Fik Meijer
St. Paul’s Voyage to Rome
Een reconstructie
A reconstruction
According to the New Testament, St. Paul made four voyages, only the last of which is described at some length, in the last pages of The Acts of the Apostles. It was a hazardous journey beset by tempests, mishaps and shipwreck. But in the end, St. Paul arrived in Rome, his destination. The historian Fik Meijer has examined the Biblical account of St. Paul’s journey in some detail and placed it in the context of what we know today about navigation in antiquity and later. His conclusions are startling.
While the author of The Acts extols St. Paul as the hero of the story, the only one to keep a cool head in adversity, Meijer demonstrates that God’s apostle acted like an utter fool. His behaviour on the voyage flew in the face of all navigational sense. That those on board did not pay for his folly with their lives was due entirely to the skill of the captain and crew who, luckily, took no notice of St. Paul’s conceit.
In his searching analysis of the final chapters of The Acts and his exposure of St. Paul as an inveterate landlubber, Meijer pays close attention to the text, combining that with a familiarity with nautical conditions in the Mediterranean Sea in St. Paul’s day. Meijer describes winds, currents, types of vessels, travelling times and navigational methods in order to arrive at a scrupulous reconstruction of St. Paul’s eventful voyage. His sources are not confined to classical antiquity, but go back to Egyptian sailing practices and forward to the Middle Ages and even to modern navigational methods in the Mediterranean.

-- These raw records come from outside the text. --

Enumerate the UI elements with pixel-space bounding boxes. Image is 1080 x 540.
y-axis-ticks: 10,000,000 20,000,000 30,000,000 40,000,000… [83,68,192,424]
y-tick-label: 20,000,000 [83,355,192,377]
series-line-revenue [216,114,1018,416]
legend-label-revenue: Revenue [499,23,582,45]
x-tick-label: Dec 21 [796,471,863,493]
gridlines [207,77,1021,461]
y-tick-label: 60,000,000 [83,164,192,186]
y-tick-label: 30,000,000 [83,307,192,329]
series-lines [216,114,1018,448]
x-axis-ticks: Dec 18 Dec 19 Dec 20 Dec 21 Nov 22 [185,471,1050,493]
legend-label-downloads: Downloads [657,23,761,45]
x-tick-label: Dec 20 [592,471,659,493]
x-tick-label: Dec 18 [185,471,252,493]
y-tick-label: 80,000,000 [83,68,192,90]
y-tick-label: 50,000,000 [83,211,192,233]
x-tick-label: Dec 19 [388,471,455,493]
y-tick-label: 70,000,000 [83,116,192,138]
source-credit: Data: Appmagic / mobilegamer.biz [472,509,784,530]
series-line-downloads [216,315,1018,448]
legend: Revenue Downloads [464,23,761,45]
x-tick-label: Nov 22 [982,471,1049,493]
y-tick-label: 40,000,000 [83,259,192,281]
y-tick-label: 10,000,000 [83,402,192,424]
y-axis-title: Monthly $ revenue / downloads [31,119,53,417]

As a result, St. Paul’s Voyage to Rome is more than an exciting search for historical truth, which The Acts of the Apostles veils as much as it reveals. The book also provides a fascinating glimpse of shipping at the beginning of the first millenium. Shrewdly and entertainingly, Meijer takes us on his own peregrinations, which turn out to be as exciting and eventful as St. Paul’s own.